Drag and heat transfer characteristics around and through two interactive porous particles

Abstract

When the concentration of porous particles reaches a certain level, the interactions between the particles can't be ignored. Therefore, this paper numerically investigated the interactions between two porous particles using the lattice Boltzmann method. In this paper, two-dimensional steady flow and heat transfer around and through two porous particles with the same diameters (D) was studied numerically. The effects of Reynolds number (Re), Darcy number (Da), center-to-center distance (expressed as dimensionless form L/D), angle between two porous particles (β) and particles with different permeability on the flow and heat transfer characteristics were investigated in detail. The investigated ranges of the parameters were 10 ≤ Re ≤ 40, 10−6 ≤ Da ≤ 10−2, D ≤ L ≤ 4D and 0° ≤ β ≤ 90°. It is observed that these parameters have significant effects on the flow and temperature fields, drag coefficient and average Nusselt number. The drag coefficient and average Nusselt number of the leading particle (P1) is much larger than those of the trailing particle (P2) in most instances. And the two porous particles show different change tendency to the same changes of these parameters.
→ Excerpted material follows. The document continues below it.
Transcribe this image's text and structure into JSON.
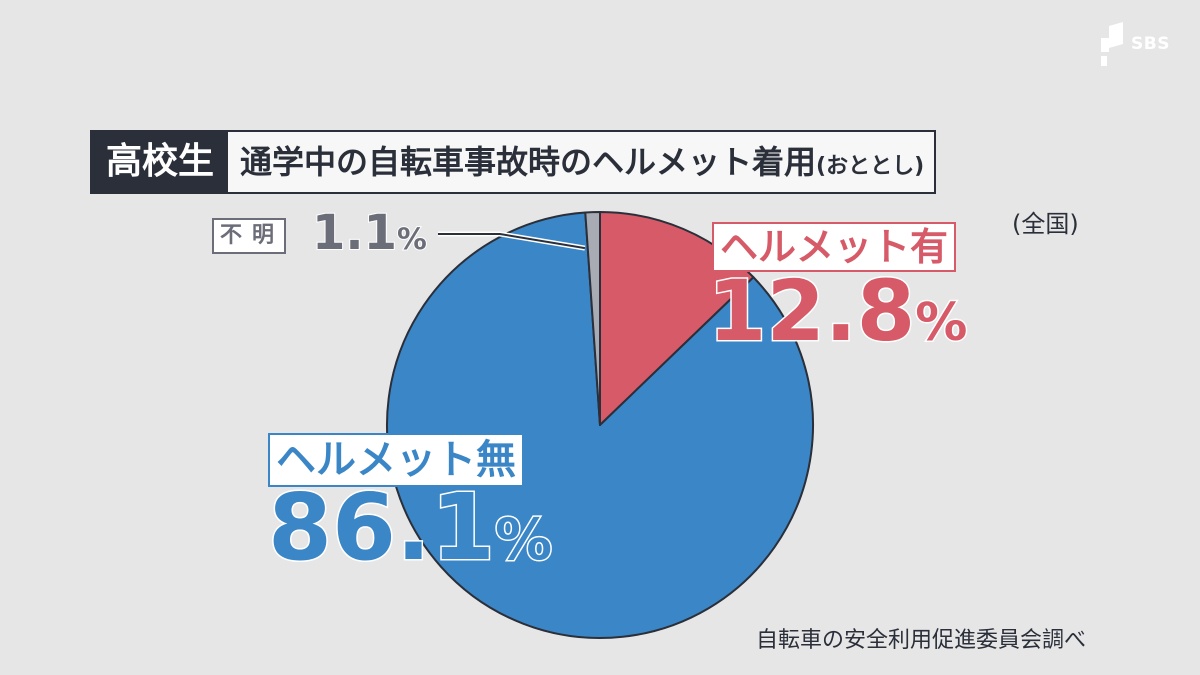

The effects of Da on P1 are more prominent compared with P2 while the effects of L/D on P2 are more obvious compared with P1. Besides, the drag coefficient of P2 increases with β increasing. In addition, we define drag force ratio and heat transfer enhancement ratio to compare the sensitivity of particles to the changes of Re and/or Da when two particles coexist and when one particle exists alone. The results indicate the heat transfer efficiency of P1 is more sensitive to changes in Da and Re compared with a single porous particle.